“They tried to bury me alive and here I am,” Lula da Silva told the giant crowd gathered in São Paulo, Sunday night, Oct. 30, after it was officially announced that he had defeated incumbent President Jair Bolsonaro, 50.9% to 49.1%, in yesterday’s second and final round of Brazil’s presidential election. The former two-term President (2003-2010) had been framed and jailed in 2018 on blatantly fraudulent corruption charges by the Anglo-American interests running Brazilian judge Sergio Moro’s “Lava Jato” operation. He was released in March 2021, when the Supreme Court threw out the corruption charges.
Lula’s victory has big implications for Brazil’s role in the world at this historic moment, both as a member of the five-nation BRICS grouping, now a strategic factor in the fight to found a new international economic architecture, and for Ibero-American regional integration within the developing new paradigm. While Bolsonaro did not formally pull Brazil out of the BRICS, he downgraded its significance. But he did withdraw Brazil from the Community of Latin American and Caribbean States (CELAC) and the Union of South American Nations (UNASUR), thereby sinking the latter entirely.
By contrast, President-elect Lula met immediately on Monday morning, Oct. 31, with Argentine President Alberto Fernández in São Paulo. “We spoke more of the future than the past,” Fernández reported afterwards. He said integration was high on their agenda, including Argentina’s intent to join the BRICS, and how to advance his efforts with Mexican President Andrés Manuel López Obrador to reunify the continent. They met alone for 90 minutes, and continued talking during a working lunch held with key officials and advisors from both countries. Most interesting, Argentina’s Infobae reported that the possible creation of a single currency for trade between the South American nations was to be discussed during the luncheon.
The closeness of the election, however, has created the opportunity for the Anglo-American axis to unleash an operation to destabilize Brazil at this crucial juncture, with the hope of pinning down this BRICS member and making it impossible for Lula to govern a polarized and divided country.

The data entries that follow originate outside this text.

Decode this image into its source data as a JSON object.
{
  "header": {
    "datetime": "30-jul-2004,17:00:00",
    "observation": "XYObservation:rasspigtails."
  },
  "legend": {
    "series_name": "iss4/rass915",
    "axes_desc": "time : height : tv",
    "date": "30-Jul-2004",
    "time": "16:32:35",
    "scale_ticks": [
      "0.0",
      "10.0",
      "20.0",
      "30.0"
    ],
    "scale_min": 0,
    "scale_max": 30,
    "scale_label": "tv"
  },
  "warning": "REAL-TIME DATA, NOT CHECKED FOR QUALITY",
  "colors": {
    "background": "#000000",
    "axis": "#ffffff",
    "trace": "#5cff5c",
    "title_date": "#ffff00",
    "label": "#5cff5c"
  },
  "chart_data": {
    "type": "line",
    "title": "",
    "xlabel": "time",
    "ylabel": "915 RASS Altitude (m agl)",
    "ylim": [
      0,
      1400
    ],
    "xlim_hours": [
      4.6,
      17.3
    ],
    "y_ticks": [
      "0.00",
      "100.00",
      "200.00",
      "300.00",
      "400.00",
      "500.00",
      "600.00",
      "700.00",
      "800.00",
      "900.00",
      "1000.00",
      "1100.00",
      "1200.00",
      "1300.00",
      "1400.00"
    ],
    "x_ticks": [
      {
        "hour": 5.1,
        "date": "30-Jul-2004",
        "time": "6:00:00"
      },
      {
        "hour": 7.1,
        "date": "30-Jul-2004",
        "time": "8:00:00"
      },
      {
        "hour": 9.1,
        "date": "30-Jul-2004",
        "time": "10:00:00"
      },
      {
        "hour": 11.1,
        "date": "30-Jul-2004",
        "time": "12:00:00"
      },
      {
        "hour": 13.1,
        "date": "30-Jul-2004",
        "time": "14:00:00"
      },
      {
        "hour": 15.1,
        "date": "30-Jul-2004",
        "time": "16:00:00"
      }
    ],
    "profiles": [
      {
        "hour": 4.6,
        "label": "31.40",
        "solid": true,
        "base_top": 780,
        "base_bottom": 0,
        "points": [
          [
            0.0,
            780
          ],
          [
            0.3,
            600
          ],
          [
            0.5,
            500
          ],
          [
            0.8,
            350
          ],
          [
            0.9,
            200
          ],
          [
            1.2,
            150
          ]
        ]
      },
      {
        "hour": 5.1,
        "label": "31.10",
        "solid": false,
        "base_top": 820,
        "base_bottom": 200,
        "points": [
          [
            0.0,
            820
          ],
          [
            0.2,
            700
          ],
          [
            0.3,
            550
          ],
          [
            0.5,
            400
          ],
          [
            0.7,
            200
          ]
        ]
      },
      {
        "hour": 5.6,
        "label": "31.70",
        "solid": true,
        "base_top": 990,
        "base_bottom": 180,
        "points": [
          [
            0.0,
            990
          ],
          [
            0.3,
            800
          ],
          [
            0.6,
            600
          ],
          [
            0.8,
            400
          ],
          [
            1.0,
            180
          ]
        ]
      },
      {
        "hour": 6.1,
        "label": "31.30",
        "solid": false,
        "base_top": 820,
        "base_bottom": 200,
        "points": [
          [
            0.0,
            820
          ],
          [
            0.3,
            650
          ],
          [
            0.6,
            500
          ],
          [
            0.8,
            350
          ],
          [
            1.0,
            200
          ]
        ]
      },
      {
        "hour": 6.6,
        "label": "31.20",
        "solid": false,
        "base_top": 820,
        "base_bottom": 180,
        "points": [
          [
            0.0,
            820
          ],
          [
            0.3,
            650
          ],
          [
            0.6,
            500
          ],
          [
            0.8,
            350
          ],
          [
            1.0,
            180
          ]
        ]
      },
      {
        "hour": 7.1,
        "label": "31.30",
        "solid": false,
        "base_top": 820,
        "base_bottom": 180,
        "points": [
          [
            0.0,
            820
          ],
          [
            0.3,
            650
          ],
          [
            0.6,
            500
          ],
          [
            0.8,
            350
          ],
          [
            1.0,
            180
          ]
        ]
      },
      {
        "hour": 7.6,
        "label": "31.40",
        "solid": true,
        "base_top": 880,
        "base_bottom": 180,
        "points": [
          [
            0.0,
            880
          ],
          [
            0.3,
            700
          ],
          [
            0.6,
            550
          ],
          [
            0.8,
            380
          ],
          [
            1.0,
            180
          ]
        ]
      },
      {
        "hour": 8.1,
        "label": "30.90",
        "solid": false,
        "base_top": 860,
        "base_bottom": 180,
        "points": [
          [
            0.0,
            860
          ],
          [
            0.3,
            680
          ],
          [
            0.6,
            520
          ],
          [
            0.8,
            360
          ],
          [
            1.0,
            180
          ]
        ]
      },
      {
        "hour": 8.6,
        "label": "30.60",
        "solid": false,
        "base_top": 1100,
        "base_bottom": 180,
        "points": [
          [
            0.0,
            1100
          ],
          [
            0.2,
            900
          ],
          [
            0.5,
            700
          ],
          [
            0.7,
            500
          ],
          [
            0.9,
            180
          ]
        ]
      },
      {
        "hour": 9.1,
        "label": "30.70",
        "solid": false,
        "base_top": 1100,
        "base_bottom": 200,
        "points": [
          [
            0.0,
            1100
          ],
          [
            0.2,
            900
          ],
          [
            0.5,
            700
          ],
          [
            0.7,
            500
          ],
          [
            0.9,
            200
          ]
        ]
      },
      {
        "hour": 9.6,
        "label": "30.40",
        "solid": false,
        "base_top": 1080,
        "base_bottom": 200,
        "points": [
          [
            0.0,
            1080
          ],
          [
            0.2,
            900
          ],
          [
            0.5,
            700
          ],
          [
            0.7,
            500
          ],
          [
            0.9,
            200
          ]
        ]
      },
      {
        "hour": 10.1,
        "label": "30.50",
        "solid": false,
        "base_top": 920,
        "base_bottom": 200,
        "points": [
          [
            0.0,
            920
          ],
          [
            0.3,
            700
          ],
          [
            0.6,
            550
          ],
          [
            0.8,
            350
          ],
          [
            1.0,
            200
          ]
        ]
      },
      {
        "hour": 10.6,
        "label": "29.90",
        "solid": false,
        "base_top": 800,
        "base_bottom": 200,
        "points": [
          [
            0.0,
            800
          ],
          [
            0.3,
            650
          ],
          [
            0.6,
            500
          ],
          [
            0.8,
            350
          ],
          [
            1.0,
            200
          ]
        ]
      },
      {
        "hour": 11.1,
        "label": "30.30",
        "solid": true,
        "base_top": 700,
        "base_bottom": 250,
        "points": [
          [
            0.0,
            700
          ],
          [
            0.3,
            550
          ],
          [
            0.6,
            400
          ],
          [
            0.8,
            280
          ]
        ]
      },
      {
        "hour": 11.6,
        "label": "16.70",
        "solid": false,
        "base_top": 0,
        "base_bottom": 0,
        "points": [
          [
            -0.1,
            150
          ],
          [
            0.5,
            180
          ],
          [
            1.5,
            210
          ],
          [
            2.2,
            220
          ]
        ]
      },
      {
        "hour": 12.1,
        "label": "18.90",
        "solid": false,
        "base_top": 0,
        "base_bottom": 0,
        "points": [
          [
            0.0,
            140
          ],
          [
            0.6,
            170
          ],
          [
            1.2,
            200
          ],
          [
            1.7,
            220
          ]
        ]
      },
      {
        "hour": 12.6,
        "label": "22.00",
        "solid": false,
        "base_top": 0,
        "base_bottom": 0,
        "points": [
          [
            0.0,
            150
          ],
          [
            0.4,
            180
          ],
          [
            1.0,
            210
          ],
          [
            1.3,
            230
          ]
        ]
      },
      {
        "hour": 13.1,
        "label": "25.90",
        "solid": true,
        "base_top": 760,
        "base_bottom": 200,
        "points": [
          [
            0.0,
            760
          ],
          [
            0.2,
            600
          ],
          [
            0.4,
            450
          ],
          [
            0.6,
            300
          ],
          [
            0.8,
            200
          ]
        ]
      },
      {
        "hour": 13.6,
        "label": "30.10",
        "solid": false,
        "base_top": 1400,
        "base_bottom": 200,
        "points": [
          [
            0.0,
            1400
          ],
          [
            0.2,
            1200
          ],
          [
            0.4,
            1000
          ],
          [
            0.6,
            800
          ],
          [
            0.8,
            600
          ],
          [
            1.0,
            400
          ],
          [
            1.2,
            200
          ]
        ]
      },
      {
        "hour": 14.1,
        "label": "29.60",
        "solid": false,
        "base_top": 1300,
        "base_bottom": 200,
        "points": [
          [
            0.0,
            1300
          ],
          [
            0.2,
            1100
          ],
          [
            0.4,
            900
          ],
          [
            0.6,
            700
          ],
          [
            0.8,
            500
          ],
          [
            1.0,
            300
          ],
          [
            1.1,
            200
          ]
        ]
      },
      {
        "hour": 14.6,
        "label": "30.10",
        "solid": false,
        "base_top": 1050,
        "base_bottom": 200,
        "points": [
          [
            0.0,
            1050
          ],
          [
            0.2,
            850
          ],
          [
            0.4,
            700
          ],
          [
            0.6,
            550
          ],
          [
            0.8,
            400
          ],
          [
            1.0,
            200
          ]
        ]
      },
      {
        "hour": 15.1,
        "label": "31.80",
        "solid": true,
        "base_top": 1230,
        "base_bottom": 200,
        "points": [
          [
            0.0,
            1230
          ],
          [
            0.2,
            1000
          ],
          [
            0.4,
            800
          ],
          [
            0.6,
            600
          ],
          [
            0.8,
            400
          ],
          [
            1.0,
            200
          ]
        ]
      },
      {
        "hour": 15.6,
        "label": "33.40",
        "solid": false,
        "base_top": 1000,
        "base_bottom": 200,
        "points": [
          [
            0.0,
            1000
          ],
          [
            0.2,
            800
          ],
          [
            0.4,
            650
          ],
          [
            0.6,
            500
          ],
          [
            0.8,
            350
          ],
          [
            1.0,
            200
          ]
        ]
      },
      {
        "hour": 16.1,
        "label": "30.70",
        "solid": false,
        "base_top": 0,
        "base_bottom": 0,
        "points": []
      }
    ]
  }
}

While Lula received congratulations from the heads of state of India, Russia, China, France, the U.K. and the U.S., and many of the Ibero-American nations, as of Oct. 31 outgoing President Bolsonaro had not conceded the election. His Minister of Communications announced late in the day that Bolsonaro will address the nation on Tuesday, Nov. 1, but said nothing about what he would say.
Meanwhile, early Monday morning, charging election fraud, truckers and agricultural interests backing Bolsonaro launched an operation to “shut down Brazil” by blocking highways. By the evening, key highways and roads in at least 17 of Brazil’s 26 states had been blocked, with protestors and many social media sites backing Bolsonaro calling for military intervention to stop the “fraud.” Perhaps most telling as to the intentions of London’s “let’s create chaos” crowd, the intellectually mediocre Steve Bannon, who has a long-standing and close relationship with one of Bolsonaro’s sons, said after the first round of the elections on Oct. 2, that a Bolsonaro defeat was “mathematically impossible.” After Sunday’s elections, he told a Gettr podcast that “Bolsonaro can’t concede.”